1 Gilbert and Sullivan, “H.M.S. Pinafore” (1878) [variant, "Things are seldom as they seem"]
2 Barnabas and the Didache (1965) 1.
  How it is possible to step into these evolutionary streams at various points in order to derive firm “historical” details and conclusions is a major problem. In addition to the complex problems of continuities and discontinuities of ideas and perspectives, of “borrowing” and “adapting” earlier materials, we often neglect to take into consideration the “physical” realities of the worlds with which we deal. How shall we think about “bible” in a world of individual scrolls and similarly constrained early codices?3 Where there is no general educational system in place -- if, indeed, that was the situation -- how do traditions get transmitted and presentational methods developed? Where most of our written evidence comes from copies of copies that have been transmitted and possibly transformed over centuries of time through many generations of users—and sometimes only in translations, even translations of translations -- how confident can we be of materials that on other grounds can be shown to have been problematic at some stages in the process?

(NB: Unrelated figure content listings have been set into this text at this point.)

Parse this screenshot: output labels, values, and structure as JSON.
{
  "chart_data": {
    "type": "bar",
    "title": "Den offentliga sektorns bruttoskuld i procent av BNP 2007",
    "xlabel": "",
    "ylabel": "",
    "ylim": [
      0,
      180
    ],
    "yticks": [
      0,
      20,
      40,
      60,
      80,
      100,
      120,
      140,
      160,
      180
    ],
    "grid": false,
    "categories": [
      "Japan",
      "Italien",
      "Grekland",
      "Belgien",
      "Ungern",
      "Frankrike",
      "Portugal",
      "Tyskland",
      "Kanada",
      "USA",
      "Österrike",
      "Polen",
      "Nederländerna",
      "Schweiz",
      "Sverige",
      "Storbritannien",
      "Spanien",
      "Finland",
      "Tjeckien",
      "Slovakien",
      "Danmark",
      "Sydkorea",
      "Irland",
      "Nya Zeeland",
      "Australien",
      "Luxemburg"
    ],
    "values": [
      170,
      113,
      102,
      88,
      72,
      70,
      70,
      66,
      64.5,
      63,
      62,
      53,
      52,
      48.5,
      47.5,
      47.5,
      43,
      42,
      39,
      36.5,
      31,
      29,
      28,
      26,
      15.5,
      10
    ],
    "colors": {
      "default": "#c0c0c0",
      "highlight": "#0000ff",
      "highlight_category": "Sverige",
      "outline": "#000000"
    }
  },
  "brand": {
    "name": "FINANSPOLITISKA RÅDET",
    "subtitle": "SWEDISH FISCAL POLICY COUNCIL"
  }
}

3 See my “The Codex and Canon Consciousness” (2002) for some aspects of this problem.
  While I am not an advocate of complete historical skepticism and despair, my hope is that these essays may at least encourage the readers and users to become more self-conscious about how they approach <>such materials and issues, in hopes that more solid -- or at least less [[262]] unstable -- grounds can be established for moving the study of these subjects forward. New tools are becoming available for the tasks, the potential of which has only begun to be tapped. In some areas of study, what took untold hours for the giants on whose shoulters we stand to accomplish (in searching for relevant parallels, for example) can now be done in minutes, leaving us with more time and opportunity to evaluate the older syntheses and hypotheses and develop new approaches, if needed. New information is being discovered as well as created, and equally important, is increasingly available electronically to the discriminating searcher. “Armchair archaeology,” and similar “armchair” manuscript study, is becoming a necessary commonplace to which the researcher can contribute as well drawing from it. The horizon is bright, but desired destinations cannot be reached automatically or effortlessly. May we all proceed with deliberate speed and due caution in the task of understanding the complex past in the context of our equally complex present and future.4

4 Further musings on the situation may be found in my 2006 SBL Presidential Address, “Para-Mania: Beside, Before, and Beyond Bible Studies,” JBL 126 (2007) 5–27 [available as a full electronic version with linked images].